Nor can the Government credibly use its old line that interest rates are higher here because we are growing and the rest of the world isn't. The International Monetary Fund has just updated its database, and it shows that between 1996 and 2006, of 30 advanced economies, Australia ranked exactly 15th in economic growth per head. The economy overall grew 14th fastest out of the 30 over that decade. Our unemployment rate is now the equal 14th lowest of the 30. A standout? Not us: we are the average Western country.

The Government can defend its record on three grounds. First, as Peter Costello keeps telling us, growth is the goal of economic policy — and one of the things growth does is that it raises interest rates. As the economy grows, fewer resources are left unused, competition for them increases, and their price rises. We could let prices rise to create an inflationary spiral — or try to ration resources by raising interest rates. That's the low-cost option.

Second, Australia's economy has been hit by an X-factor that no one saw coming: the mining boom. Last year half of all the growth in construction across the country was in Western Australia. Mining investment has more than doubled in two years, and is still surging. In mining and construction in the west, everything is in short supply, prices are rising rapidly, and the ripples are reaching the east too.

Third, as Costello and Howard now concede, WorkChoices was designed to slow the pace of wage growth. Tilt the bargaining rules in favour of the employer, as they have done, and you get smaller wage rises and hence less inflationary pressure. Whether it is fair or unfair is another matter, but as Reserve Bank Governor Glenn Stevens says, anything that frees up the labour market helps to hold down inflation.

The same is true of the controversial section 457 visas used to bring in contract workers from overseas wherever employers identify shortages.
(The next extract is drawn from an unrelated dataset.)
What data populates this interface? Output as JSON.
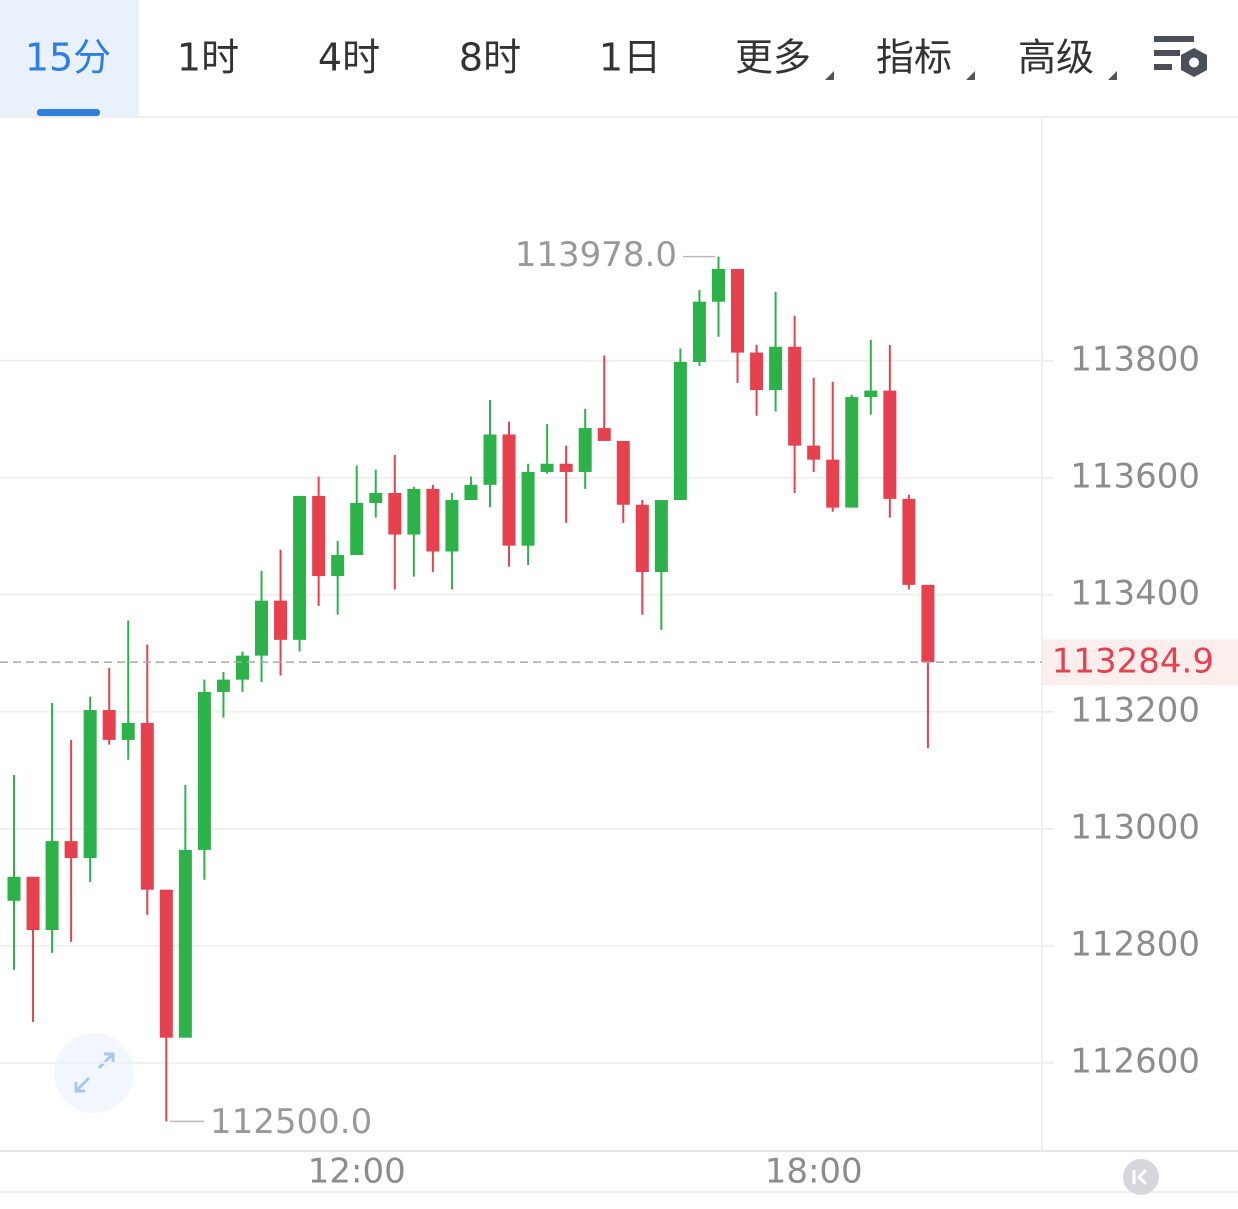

While it would be better to retrain some of the million or more Australians who are unemployed, underemployed or prematurely retired, it is a low-cost way to cut through inflationary bottlenecks.
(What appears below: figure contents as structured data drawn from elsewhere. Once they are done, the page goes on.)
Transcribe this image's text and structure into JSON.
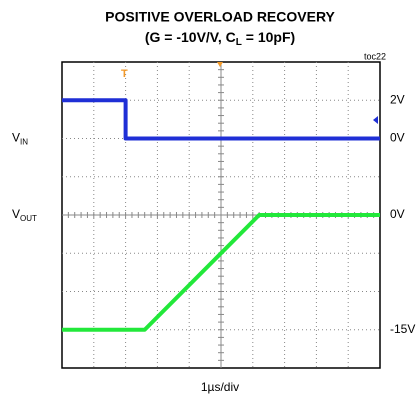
{
  "chart_data": {
    "type": "scope",
    "title": "POSITIVE OVERLOAD RECOVERY",
    "subtitle": [
      "(G = -10V/V, C",
      "L",
      " = 10pF)"
    ],
    "note": "toc22",
    "x_label": "1µs/div",
    "xlim": [
      0,
      10
    ],
    "series": [
      {
        "name": "V",
        "name_subscript": "IN",
        "color": "#1f2fd6",
        "x": [
          0,
          2,
          2,
          10
        ],
        "values": [
          2,
          2,
          0,
          0
        ],
        "ylim": [
          -12,
          4
        ],
        "yticks": [
          {
            "value": 2,
            "label": "2V"
          },
          {
            "value": 0,
            "label": "0V"
          }
        ]
      },
      {
        "name": "V",
        "name_subscript": "OUT",
        "color": "#22e83a",
        "x": [
          0,
          2.6,
          6.2,
          10
        ],
        "values": [
          -15,
          -15,
          0,
          0
        ],
        "ylim": [
          -20,
          20
        ],
        "yticks": [
          {
            "value": 0,
            "label": "0V"
          },
          {
            "value": -15,
            "label": "-15V"
          }
        ]
      }
    ]
  }
}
But in other ways, the Howard Government has made inflation worse, and helped push interest rates up. On skills training, it dropped the ball in its first budget. Many of its cost savings came from scrapping Working Nation, set up by the Keating government to retrain the unemployed so that, as recovery came, Australia would have the skilled workers to meet its needs. That ball remained dropped until recently.

In 2005-06, the OECD Employment Outlook records, Australia invested just 0.04 per cent of its GDP in training the unemployed, the third lowest among the OECD's 25 rich members. By then, skills shortages were already acute. Skills shortages cause wage rises which cause inflation which causes higher interest rates. On this one, Howard's Government has no excuse.

Second, instead of using budget policy to ease pressure on interest rates, as in the past, Howard has increased the pressure by shovelling money into voters' pockets while the Reserve tries to slow their spending. On Treasury projections, personal income tax will shrink from 12.1 per cent of GDP in 2004-05 to just 10.3 per cent in 2008-09 — adding $20 billion a year to consumers' spending power.

In past booms, monetary and fiscal policy have worked together. More jobs and higher wages increased tax revenues, reducing the need for rate rises to slow the economy. Now the Government has dropped its end so it can deliver big tax cuts.

That means interest rates have to do all the work. So as taxes go lower, rates go higher.

Tim Colebatch is The Age economics editor.